On Thu, Dec 03, 2020 at 22:09, Andrew Lunn <and...@lunn.ch> wrote:
>> One could argue that if Linus had received an error instead, adapted his
>> teamd config and tried again, he would be a happier user and we might
>> not have to compete with his OS.
>> 
>> I am not sure which way is the correct one, but I do not think that it
>> necessarily _always_ correct to silently fallback to a non-offloaded
>> mode.
>
> This is an argument Mellanox makes, where falling back to software
> would be a bad idea given the huge bandwidth of their hardware
> accelerator, and the slow bandwidth of their CPU.

Yeah when you have 100G interfaces the choice becomes easier :)

> If the switch has no hardware support for LAG at all, then falling
> back to software is reasonable. It is less clear when there is some
> support in the switch. If we do reject it, we should try to make use
> of extack to give the user a useful error messages: Not supported, try
> configuration XYZ. But i guess that needs some plumbing, getting
> extack available in the place we make the decision.

I do not think we need to add anything. Looking at mlxsw, the extack is
available in the `struct netdev_notifier_changeupper_info`.
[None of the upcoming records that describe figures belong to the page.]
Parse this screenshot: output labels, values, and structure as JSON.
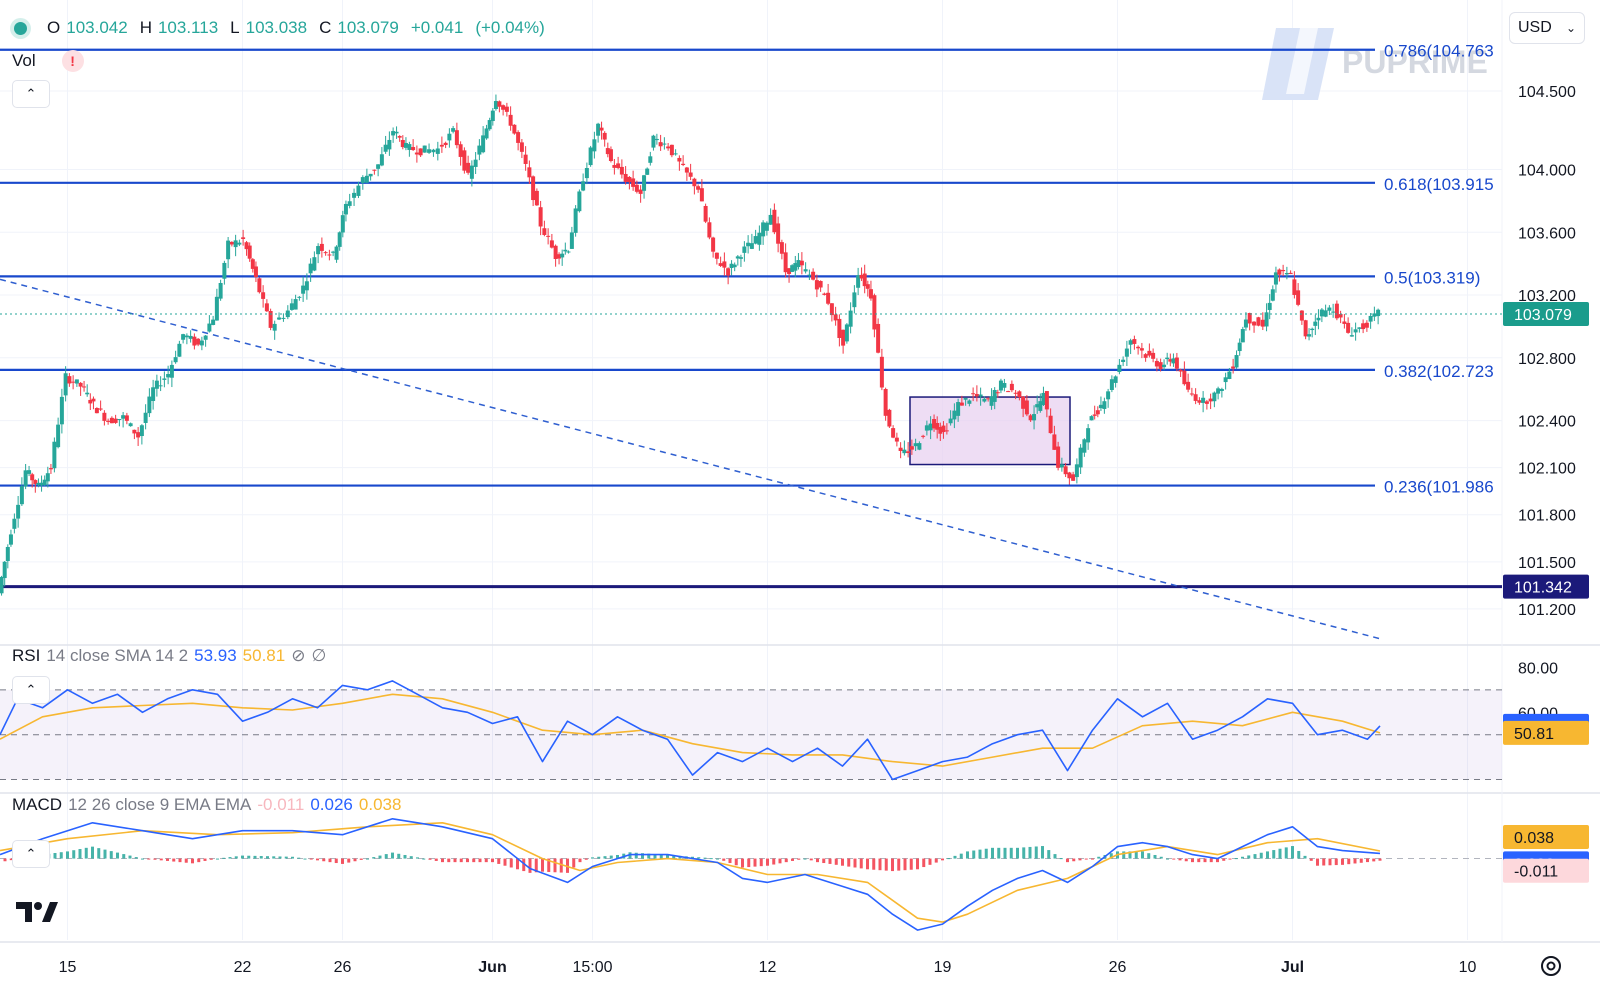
{
  "header": {
    "ohlc": [
      {
        "key": "O",
        "value": "103.042"
      },
      {
        "key": "H",
        "value": "103.113"
      },
      {
        "key": "L",
        "value": "103.038"
      },
      {
        "key": "C",
        "value": "103.079"
      }
    ],
    "change": "+0.041",
    "change_pct": "(+0.04%)",
    "vol_label": "Vol",
    "warning_glyph": "!",
    "currency": "USD",
    "watermark": "PUPRIME"
  },
  "colors": {
    "up": "#26a69a",
    "down": "#f23645",
    "level_line": "#1848cc",
    "support_line": "#1b1a7a",
    "rsi_line": "#2962ff",
    "signal_line": "#f7b731",
    "box_fill": "#e8d1f0",
    "box_stroke": "#1b1a7a"
  },
  "icons": [
    "chevron-up-icon",
    "chevron-down-icon",
    "eye-off-icon",
    "gear-icon",
    "tradingview-logo-icon",
    "alert-icon"
  ],
  "chart_data": [
    {
      "type": "candlestick",
      "title": "",
      "y_ticks": [
        104.5,
        104.0,
        103.6,
        103.2,
        102.8,
        102.4,
        102.1,
        101.8,
        101.5,
        101.2
      ],
      "y_tick_labels": [
        "104.500",
        "104.000",
        "103.600",
        "103.200",
        "102.800",
        "102.400",
        "102.100",
        "101.800",
        "101.500",
        "101.200"
      ],
      "ylim": [
        100.97,
        105.08
      ],
      "x_ticks": [
        {
          "label": "15",
          "day": 0
        },
        {
          "label": "22",
          "day": 7
        },
        {
          "label": "26",
          "day": 11
        },
        {
          "label": "Jun",
          "day": 17
        },
        {
          "label": "15:00",
          "day": 21
        },
        {
          "label": "12",
          "day": 28
        },
        {
          "label": "19",
          "day": 35
        },
        {
          "label": "26",
          "day": 42
        },
        {
          "label": "Jul",
          "day": 49
        },
        {
          "label": "10",
          "day": 56
        }
      ],
      "xlim": [
        -2.7,
        61.3
      ],
      "current_price": {
        "value": 103.079,
        "label": "103.079"
      },
      "support_level": {
        "value": 101.342,
        "label": "101.342"
      },
      "fib_levels": [
        {
          "value": 104.763,
          "label": "0.786(104.763"
        },
        {
          "value": 103.915,
          "label": "0.618(103.915"
        },
        {
          "value": 103.319,
          "label": "0.5(103.319)"
        },
        {
          "value": 102.723,
          "label": "0.382(102.723"
        },
        {
          "value": 101.986,
          "label": "0.236(101.986"
        }
      ],
      "trendline": {
        "from": {
          "day": -2.7,
          "value": 103.3
        },
        "to": {
          "day": 52.5,
          "value": 101.01
        }
      },
      "range_box": {
        "day_start": 33.7,
        "day_end": 40.1,
        "value_top": 102.55,
        "value_bottom": 102.12
      },
      "path_points": [
        [
          -2.7,
          101.3
        ],
        [
          -2.2,
          101.7
        ],
        [
          -1.6,
          102.08
        ],
        [
          -1.1,
          101.98
        ],
        [
          -0.6,
          102.1
        ],
        [
          0.0,
          102.68
        ],
        [
          0.6,
          102.62
        ],
        [
          1.1,
          102.5
        ],
        [
          1.7,
          102.4
        ],
        [
          2.3,
          102.42
        ],
        [
          2.9,
          102.3
        ],
        [
          3.5,
          102.6
        ],
        [
          4.1,
          102.7
        ],
        [
          4.7,
          102.95
        ],
        [
          5.3,
          102.88
        ],
        [
          5.9,
          103.06
        ],
        [
          6.5,
          103.52
        ],
        [
          7.1,
          103.55
        ],
        [
          7.6,
          103.3
        ],
        [
          8.2,
          103.0
        ],
        [
          8.9,
          103.1
        ],
        [
          9.5,
          103.25
        ],
        [
          10.1,
          103.52
        ],
        [
          10.7,
          103.45
        ],
        [
          11.2,
          103.77
        ],
        [
          11.9,
          103.94
        ],
        [
          12.5,
          104.03
        ],
        [
          13.1,
          104.25
        ],
        [
          13.6,
          104.14
        ],
        [
          14.2,
          104.12
        ],
        [
          14.9,
          104.13
        ],
        [
          15.5,
          104.24
        ],
        [
          16.1,
          103.95
        ],
        [
          16.7,
          104.2
        ],
        [
          17.2,
          104.46
        ],
        [
          17.8,
          104.3
        ],
        [
          18.4,
          104.02
        ],
        [
          19.0,
          103.65
        ],
        [
          19.6,
          103.45
        ],
        [
          20.1,
          103.5
        ],
        [
          20.7,
          103.95
        ],
        [
          21.3,
          104.28
        ],
        [
          21.8,
          104.05
        ],
        [
          22.4,
          103.94
        ],
        [
          23.0,
          103.85
        ],
        [
          23.5,
          104.2
        ],
        [
          24.1,
          104.15
        ],
        [
          24.7,
          104.0
        ],
        [
          25.3,
          103.88
        ],
        [
          25.9,
          103.45
        ],
        [
          26.5,
          103.35
        ],
        [
          27.0,
          103.47
        ],
        [
          27.6,
          103.55
        ],
        [
          28.2,
          103.72
        ],
        [
          28.8,
          103.35
        ],
        [
          29.3,
          103.4
        ],
        [
          29.9,
          103.3
        ],
        [
          30.5,
          103.16
        ],
        [
          31.1,
          102.88
        ],
        [
          31.7,
          103.35
        ],
        [
          32.2,
          103.2
        ],
        [
          32.8,
          102.44
        ],
        [
          33.4,
          102.18
        ],
        [
          34.0,
          102.24
        ],
        [
          34.6,
          102.4
        ],
        [
          35.1,
          102.32
        ],
        [
          35.7,
          102.5
        ],
        [
          36.3,
          102.56
        ],
        [
          36.9,
          102.52
        ],
        [
          37.4,
          102.63
        ],
        [
          38.0,
          102.58
        ],
        [
          38.6,
          102.42
        ],
        [
          39.1,
          102.56
        ],
        [
          39.7,
          102.12
        ],
        [
          40.3,
          102.02
        ],
        [
          40.9,
          102.38
        ],
        [
          41.4,
          102.5
        ],
        [
          42.0,
          102.7
        ],
        [
          42.6,
          102.92
        ],
        [
          43.2,
          102.82
        ],
        [
          43.8,
          102.75
        ],
        [
          44.3,
          102.8
        ],
        [
          44.9,
          102.58
        ],
        [
          45.5,
          102.52
        ],
        [
          46.1,
          102.58
        ],
        [
          46.7,
          102.76
        ],
        [
          47.2,
          103.06
        ],
        [
          47.9,
          103.0
        ],
        [
          48.4,
          103.34
        ],
        [
          49.0,
          103.32
        ],
        [
          49.6,
          102.92
        ],
        [
          50.1,
          103.08
        ],
        [
          50.7,
          103.12
        ],
        [
          51.3,
          102.96
        ],
        [
          51.9,
          103.0
        ],
        [
          52.5,
          103.08
        ]
      ]
    },
    {
      "type": "line",
      "title": "",
      "name": "RSI",
      "params": "14 close SMA 14 2",
      "values_label": {
        "rsi": "53.93",
        "sma": "50.81"
      },
      "ylim": [
        24,
        90
      ],
      "y_ticks": [
        80,
        60
      ],
      "y_tick_labels": [
        "80.00",
        "60.00"
      ],
      "bands": {
        "upper": 70,
        "middle": 50,
        "lower": 30
      },
      "current": {
        "rsi": 53.93,
        "sma": 50.81
      },
      "rsi_points": [
        [
          -2.7,
          50
        ],
        [
          -2.0,
          66
        ],
        [
          -1.0,
          62
        ],
        [
          0.0,
          70
        ],
        [
          1.0,
          64
        ],
        [
          2.0,
          68
        ],
        [
          3.0,
          60
        ],
        [
          4.0,
          66
        ],
        [
          5.0,
          70
        ],
        [
          6.0,
          68
        ],
        [
          7.0,
          56
        ],
        [
          8.0,
          60
        ],
        [
          9.0,
          66
        ],
        [
          10.0,
          62
        ],
        [
          11.0,
          72
        ],
        [
          12.0,
          70
        ],
        [
          13.0,
          74
        ],
        [
          14.0,
          68
        ],
        [
          15.0,
          62
        ],
        [
          16.0,
          60
        ],
        [
          17.0,
          55
        ],
        [
          18.0,
          58
        ],
        [
          19.0,
          38
        ],
        [
          20.0,
          56
        ],
        [
          21.0,
          50
        ],
        [
          22.0,
          58
        ],
        [
          23.0,
          52
        ],
        [
          24.0,
          48
        ],
        [
          25.0,
          32
        ],
        [
          26.0,
          42
        ],
        [
          27.0,
          38
        ],
        [
          28.0,
          44
        ],
        [
          29.0,
          38
        ],
        [
          30.0,
          44
        ],
        [
          31.0,
          36
        ],
        [
          32.0,
          48
        ],
        [
          33.0,
          30
        ],
        [
          34.0,
          34
        ],
        [
          35.0,
          38
        ],
        [
          36.0,
          40
        ],
        [
          37.0,
          46
        ],
        [
          38.0,
          50
        ],
        [
          39.0,
          52
        ],
        [
          40.0,
          34
        ],
        [
          41.0,
          52
        ],
        [
          42.0,
          66
        ],
        [
          43.0,
          58
        ],
        [
          44.0,
          64
        ],
        [
          45.0,
          48
        ],
        [
          46.0,
          52
        ],
        [
          47.0,
          58
        ],
        [
          48.0,
          66
        ],
        [
          49.0,
          64
        ],
        [
          50.0,
          50
        ],
        [
          51.0,
          52
        ],
        [
          52.0,
          48
        ],
        [
          52.5,
          53.93
        ]
      ],
      "sma_points": [
        [
          -2.7,
          48
        ],
        [
          -1.0,
          58
        ],
        [
          1.0,
          62
        ],
        [
          3.0,
          63
        ],
        [
          5.0,
          64
        ],
        [
          7.0,
          62
        ],
        [
          9.0,
          61
        ],
        [
          11.0,
          64
        ],
        [
          13.0,
          68
        ],
        [
          15.0,
          66
        ],
        [
          17.0,
          60
        ],
        [
          19.0,
          52
        ],
        [
          21.0,
          50
        ],
        [
          23.0,
          52
        ],
        [
          25.0,
          46
        ],
        [
          27.0,
          42
        ],
        [
          29.0,
          41
        ],
        [
          31.0,
          41
        ],
        [
          33.0,
          38
        ],
        [
          35.0,
          36
        ],
        [
          37.0,
          40
        ],
        [
          39.0,
          44
        ],
        [
          41.0,
          44
        ],
        [
          43.0,
          54
        ],
        [
          45.0,
          56
        ],
        [
          47.0,
          54
        ],
        [
          49.0,
          60
        ],
        [
          51.0,
          56
        ],
        [
          52.5,
          50.81
        ]
      ]
    },
    {
      "type": "line",
      "title": "",
      "name": "MACD",
      "params": "12 26 close 9 EMA EMA",
      "values_label": {
        "histogram": "-0.011",
        "macd": "0.026",
        "signal": "0.038"
      },
      "ylim": [
        -0.42,
        0.33
      ],
      "zero_line": 0,
      "current": {
        "signal": 0.038,
        "macd": 0.026,
        "histogram": -0.011
      },
      "macd_points": [
        [
          -2.7,
          0.02
        ],
        [
          -1.0,
          0.1
        ],
        [
          1.0,
          0.18
        ],
        [
          3.0,
          0.14
        ],
        [
          5.0,
          0.1
        ],
        [
          7.0,
          0.14
        ],
        [
          9.0,
          0.14
        ],
        [
          11.0,
          0.12
        ],
        [
          13.0,
          0.2
        ],
        [
          15.0,
          0.16
        ],
        [
          17.0,
          0.1
        ],
        [
          18.5,
          -0.05
        ],
        [
          20.0,
          -0.12
        ],
        [
          21.0,
          -0.04
        ],
        [
          22.5,
          0.02
        ],
        [
          24.0,
          0.02
        ],
        [
          26.0,
          -0.02
        ],
        [
          27.0,
          -0.1
        ],
        [
          28.0,
          -0.12
        ],
        [
          29.5,
          -0.08
        ],
        [
          31.0,
          -0.14
        ],
        [
          32.0,
          -0.18
        ],
        [
          33.0,
          -0.28
        ],
        [
          34.0,
          -0.36
        ],
        [
          35.0,
          -0.33
        ],
        [
          36.0,
          -0.24
        ],
        [
          37.0,
          -0.16
        ],
        [
          38.0,
          -0.1
        ],
        [
          39.0,
          -0.06
        ],
        [
          40.0,
          -0.12
        ],
        [
          41.0,
          -0.04
        ],
        [
          42.0,
          0.06
        ],
        [
          43.0,
          0.08
        ],
        [
          44.0,
          0.06
        ],
        [
          45.0,
          0.02
        ],
        [
          46.0,
          0.0
        ],
        [
          47.0,
          0.06
        ],
        [
          48.0,
          0.12
        ],
        [
          49.0,
          0.16
        ],
        [
          50.0,
          0.06
        ],
        [
          51.0,
          0.04
        ],
        [
          52.5,
          0.026
        ]
      ],
      "signal_points": [
        [
          -2.7,
          0.04
        ],
        [
          0.0,
          0.1
        ],
        [
          3.0,
          0.14
        ],
        [
          6.0,
          0.12
        ],
        [
          9.0,
          0.13
        ],
        [
          12.0,
          0.16
        ],
        [
          15.0,
          0.18
        ],
        [
          17.0,
          0.12
        ],
        [
          19.0,
          0.0
        ],
        [
          20.5,
          -0.06
        ],
        [
          22.0,
          -0.02
        ],
        [
          24.0,
          0.0
        ],
        [
          26.0,
          -0.02
        ],
        [
          28.0,
          -0.08
        ],
        [
          30.0,
          -0.08
        ],
        [
          32.0,
          -0.12
        ],
        [
          34.0,
          -0.3
        ],
        [
          35.0,
          -0.32
        ],
        [
          36.0,
          -0.28
        ],
        [
          38.0,
          -0.16
        ],
        [
          40.0,
          -0.1
        ],
        [
          42.0,
          0.02
        ],
        [
          44.0,
          0.06
        ],
        [
          46.0,
          0.02
        ],
        [
          48.0,
          0.08
        ],
        [
          50.0,
          0.1
        ],
        [
          52.5,
          0.038
        ]
      ]
    }
  ]
}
I am leaning towards the behavior you just described:

- If there is no offloading available, accept anything and let the
  software take care of it. The user wants a LAG and that is the best we
  can do.

- If offloading is available, reject anything that can not be
  offloaded. My guess is that _any_ hardware offloaded setup will almost
  always yield a better solution for the user than a software fallback.